0000000000000000 <__pthread_exit>:
   0:   [MMB]       alloc r34=ar.pfs,4,3,0
   6:               adds r18=-1680,r13
   c:               nop.b 0x0
  10:   [MII]       adds r2=-688,r13
  16:               mov r33=b0;;
  1c:               adds r17=168,r18
  20:   [MMI]       st8 [r2]=r32;;
  26:               ld4 r14=[r17]
  2c:               nop.i 0x0;;
  30:   [MII]       nop.m 0x0
  36:               zxt4 r8=r14
  3c:               mov r2=r14
  40:   [MMI]       mf;;
  46:               mov.m ar.ccv=r8
  4c:               nop.i 0x0
  50:   [MMI]       or r3=16,r2;;
  56:               cmpxchg4.acq r14=[r17],r3,ar.ccv
  5c:               nop.i 0x0;;
  60:   [MIB]       nop.m 0x0
  66:               cmp4.eq p9,p8=r2,r14
  6c:         (p08) br.cond.dpnt.few 30 <__pthread_exit+0x30>
  70:   [MII]       nop.m 0x0
  76:               adds r9=160,r18;;
  7c:               nop.i 0x0
  80:   [MFB]       ld8 r35=[r9]
                        82: PCREL21B    __pthread_unwind
  86:               nop.f 0x0
  8c:               br.call.sptk.many b0=80 <__pthread_exit+0x80>;;
  90:   [MFB]       nop.m 0x0
  96:               break.f 0x0
  9c:               nop.b 0x0;;

Somehow __pthread_unwind() is not defined in the static version of the
library. But because __pthread_unwind() is defined as a WEAK symbol
the linker does not warn you about the undefined symbol, instead is
uses 0 for the offset to use in the following br.call (which is an
IP-relative branch on IA64). This generates a br.call to the same
bundle and leads to infinite recursion.
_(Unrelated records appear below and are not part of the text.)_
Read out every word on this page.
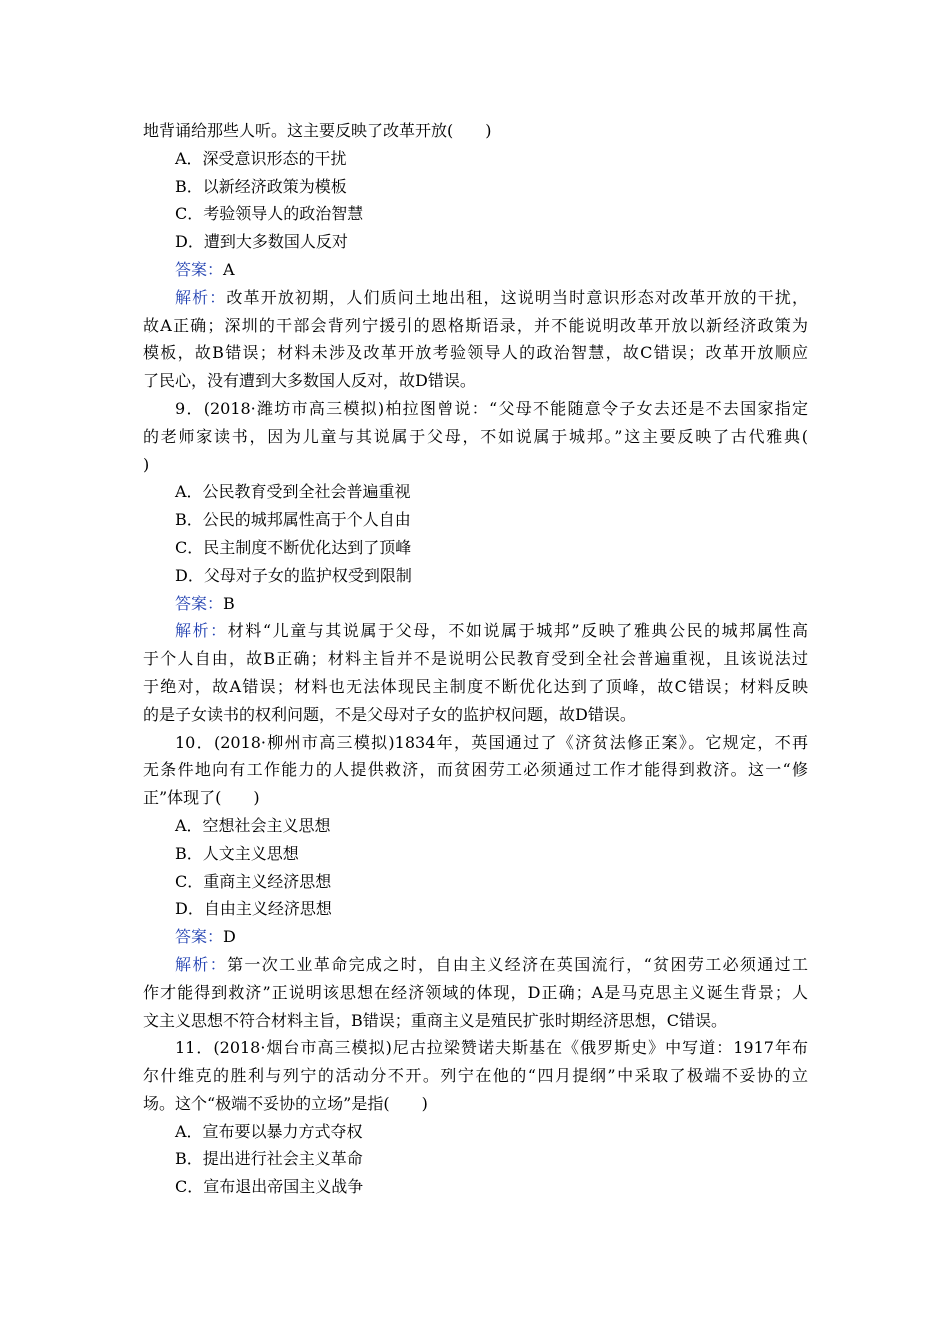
地背诵给那些人听。这主要反映了改革开放(　　)
A．深受意识形态的干扰
B．以新经济政策为模板
C．考验领导人的政治智慧
D．遭到大多数国人反对
答案：A
解析：改革开放初期，人们质问土地出租，这说明当时意识形态对改革开放的干扰，
故A正确；深圳的干部会背列宁援引的恩格斯语录，并不能说明改革开放以新经济政策为
模板，故B错误；材料未涉及改革开放考验领导人的政治智慧，故C错误；改革开放顺应
了民心，没有遭到大多数国人反对，故D错误。
9．(2018·潍坊市高三模拟)柏拉图曾说：“父母不能随意令子女去还是不去国家指定
的老师家读书，因为儿童与其说属于父母，不如说属于城邦。”这主要反映了古代雅典(
)
A．公民教育受到全社会普遍重视
B．公民的城邦属性高于个人自由
C．民主制度不断优化达到了顶峰
D．父母对子女的监护权受到限制
答案：B
解析：材料“儿童与其说属于父母，不如说属于城邦”反映了雅典公民的城邦属性高
于个人自由，故B正确；材料主旨并不是说明公民教育受到全社会普遍重视，且该说法过
于绝对，故A错误；材料也无法体现民主制度不断优化达到了顶峰，故C错误；材料反映
的是子女读书的权利问题，不是父母对子女的监护权问题，故D错误。
10．(2018·柳州市高三模拟)1834年，英国通过了《济贫法修正案》。它规定，不再
无条件地向有工作能力的人提供救济，而贫困劳工必须通过工作才能得到救济。这一“修
正”体现了(　　)
A．空想社会主义思想
B．人文主义思想
C．重商主义经济思想
D．自由主义经济思想
答案：D
解析：第一次工业革命完成之时，自由主义经济在英国流行，“贫困劳工必须通过工
作才能得到救济”正说明该思想在经济领域的体现，D正确；A是马克思主义诞生背景；人
文主义思想不符合材料主旨，B错误；重商主义是殖民扩张时期经济思想，C错误。
11．(2018·烟台市高三模拟)尼古拉梁赞诺夫斯基在《俄罗斯史》中写道：1917年布
尔什维克的胜利与列宁的活动分不开。列宁在他的“四月提纲”中采取了极端不妥协的立
场。这个“极端不妥协的立场”是指(　　)
A．宣布要以暴力方式夺权
B．提出进行社会主义革命
C．宣布退出帝国主义战争
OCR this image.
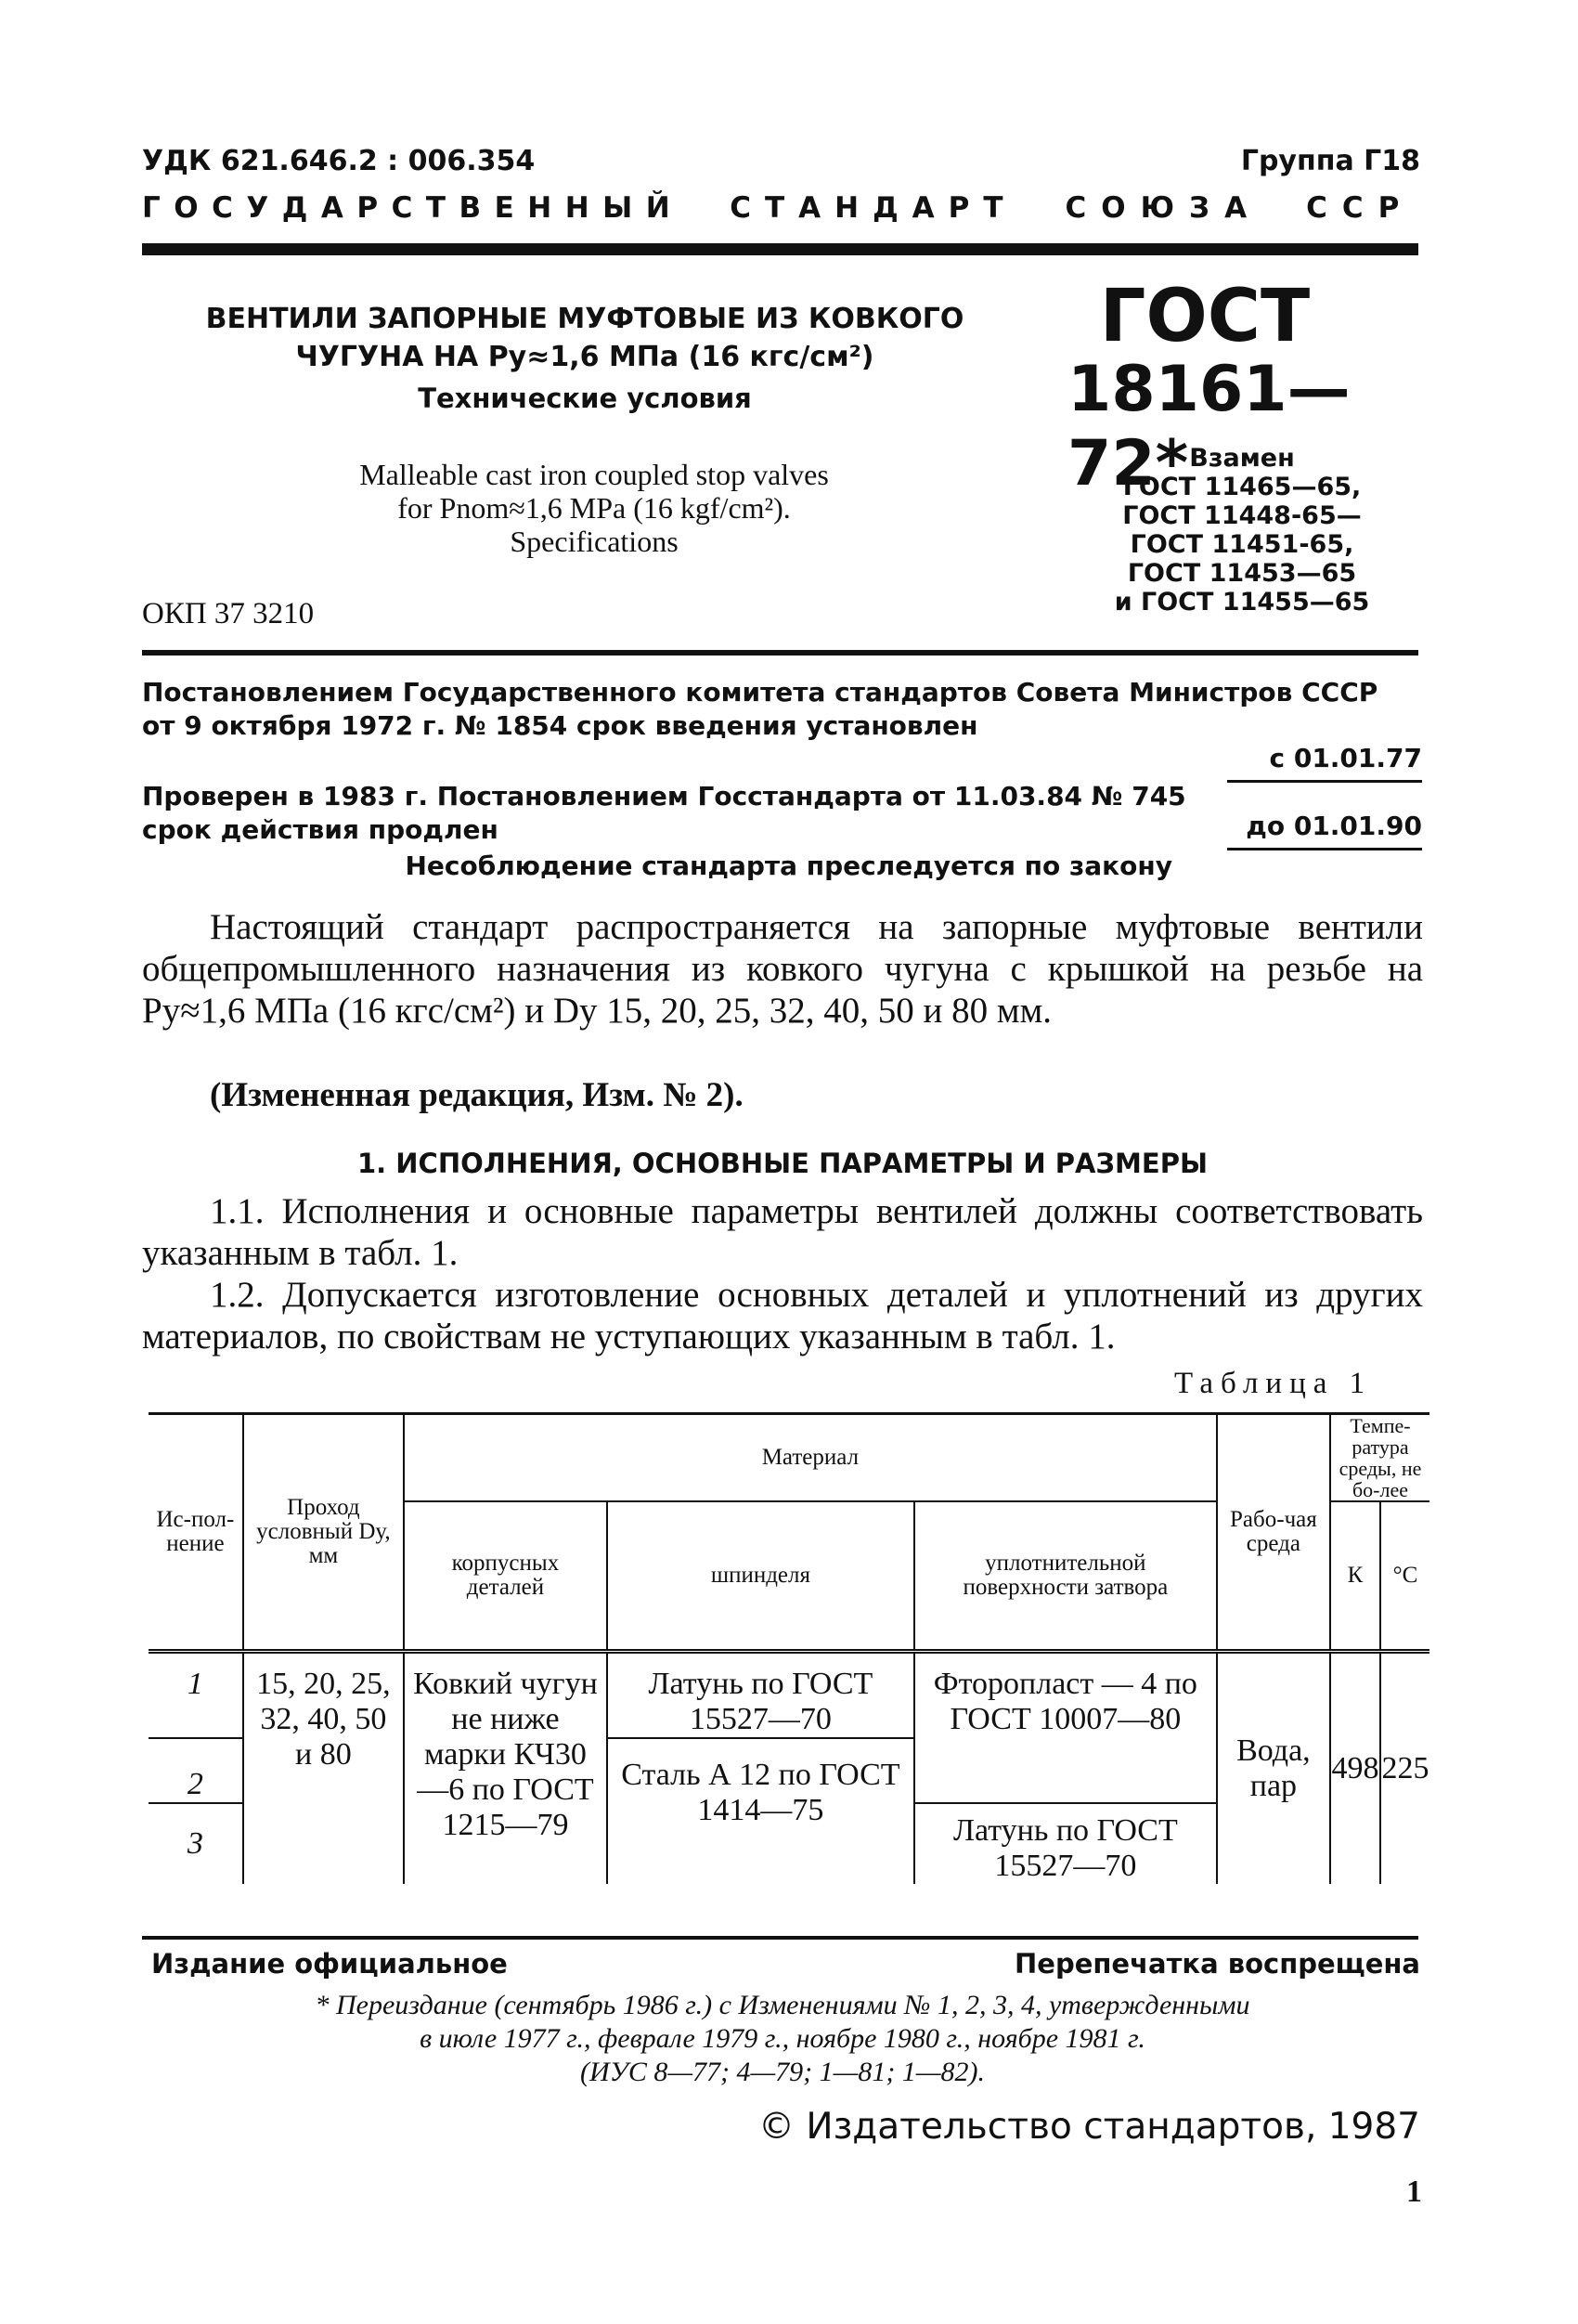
УДК 621.646.2 : 006.354	Группа Г18
ГОСУДАРСТВЕННЫЙ СТАНДАРТ СОЮЗА ССР
ВЕНТИЛИ ЗАПОРНЫЕ МУФТОВЫЕ ИЗ КОВКОГО
ЧУГУНА НА Pу≈1,6 МПа (16 кгс/см²)
Технические условия
Malleable cast iron coupled stop valves
for Pnom≈1,6 MPa (16 kgf/cm²).
Specifications
ОКП 37 3210
ГОСТ
18161—72* Взамен
ГОСТ 11465—65,
ГОСТ 11448-65—
ГОСТ 11451-65,
ГОСТ 11453—65
и ГОСТ 11455—65
Постановлением Государственного комитета стандартов Совета Министров СССР
от 9 октября 1972 г. № 1854 срок введения установлен
с 01.01.77
Проверен в 1983 г. Постановлением Госстандарта от 11.03.84 № 745
срок действия продлен	до 01.01.90
Несоблюдение стандарта преследуется по закону
Настоящий стандарт распространяется на запорные муфтовые вентили общепромышленного назначения из ковкого чугуна с крышкой на резьбе на Pу≈1,6 МПа (16 кгс/см²) и Dу 15, 20, 25, 32, 40, 50 и 80 мм.
(Измененная редакция, Изм. № 2).
1. ИСПОЛНЕНИЯ, ОСНОВНЫЕ ПАРАМЕТРЫ И РАЗМЕРЫ
1.1. Исполнения и основные параметры вентилей должны соответствовать указанным в табл. 1.
1.2. Допускается изготовление основных деталей и уплотнений из других материалов, по свойствам не уступающих указанным в табл. 1.
Таблица 1
Ис-пол-нение	Проход условный Dу, мм	Материал			Рабо-чая среда	Темпе-ратура среды, не бо-лее	
		корпусных деталей	шпинделя	уплотнительной поверхности затвора		К	°С

1	15, 20, 25, 32, 40, 50 и 80	Ковкий чугун не ниже марки КЧ30—6 по ГОСТ 1215—79	Латунь по ГОСТ 15527—70	Фторопласт — 4 по ГОСТ 10007—80	Вода, пар	498	225
2			Сталь А 12 по ГОСТ 1414—75				
3				Латунь по ГОСТ 15527—70			
Издание официальное	Перепечатка воспрещена
* Переиздание (сентябрь 1986 г.) с Изменениями № 1, 2, 3, 4, утвержденными
в июле 1977 г., феврале 1979 г., ноябре 1980 г., ноябре 1981 г.
(ИУС 8—77; 4—79; 1—81; 1—82).
© Издательство стандартов, 1987
1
Because of br.call, we end up
in a register backing store overflow which generates a SIGILL. The
generated code looks as follows:

4000000000042160 <__pthread_exit>:
4000000000042160:       [MMB]       alloc r34=ar.pfs,4,3,0
4000000000042166:                   adds r18=-1680,r13
400000000004216c:                   nop.b 0x0
4000000000042170:       [MII]       adds r2=-688,r13
4000000000042176:                   mov r33=b0;;
400000000004217c:                   adds r17=168,r18
4000000000042180:       [MMI]       st8 [r2]=r32;;
4000000000042186:                   ld4 r14=[r17]
400000000004218c:                   nop.i 0x0;;
4000000000042190:       [MII]       nop.m 0x0
4000000000042196:                   zxt4 r8=r14
400000000004219c:                   mov r2=r14
40000000000421a0:       [MMI]       mf;;
40000000000421a6:                   mov.m ar.ccv=r8
40000000000421ac:                   nop.i 0x0
40000000000421b0:       [MMI]       or r3=16,r2;;
40000000000421b6:                   cmpxchg4.acq r14=[r17],r3,ar.ccv
40000000000421bc:                   nop.i 0x0;;
40000000000421c0:       [MIB]       nop.m 0x0
40000000000421c6:                   cmp4.eq p9,p8=r2,r14
           (p08) br.cond.dpnt.few 4000000000042190 <__pthread_exit>
40000000000421d0:       [MII]       nop.m 0x0
40000000000421d6:                   adds r9=160,r18;;
40000000000421dc:                   nop.i 0x0
/* infinite recusion  */
40000000000421e0:       [MFB]       ld8 r35=[r9]
40000000000421e6:                   nop.f 0x0
                 br.call.sptk.manyb0=40000000000421e0 <__pthread_exit>

40000000000421f0:       [MFB]       nop.m 0x0
40000000000421f6:                   break.f 0x0
40000000000421fc:                   nop.b 0x0;;

What I don't understand is why is pthread_unwind() not defined in the
static version of the library?

Version-Release number of selected component (if applicable):

How reproducible:

Steps to Reproduce:
1.any programs that uses pthread_exit() and that is linked static
against NPTL:
   cc -O2 -static test.c -I/usr/include/nptl -o test -L/usr/lib/nptl

Actual Results:  program dies with SIGILL

Expected Results:  normal termination of the program

Additional info:
Comment 1 Jakub Jelinek 2004-02-29 12:53:01 EST
Should be fixed in nptl-devel-2.3.2-95.7 and above (for U2 there is
ATM nptl-devel-2.3.2-95.13).
Comment 2 John Flanagan 2004-05-11 21:28:22 EDT
An errata has been issued which should help the problem described in this bug report. 
This report is therefore being closed with a resolution of ERRATA. For more information
on the solution and/or where to find the updated files, please follow the link below. You may reopen 
this bug report if the solution does not work for you.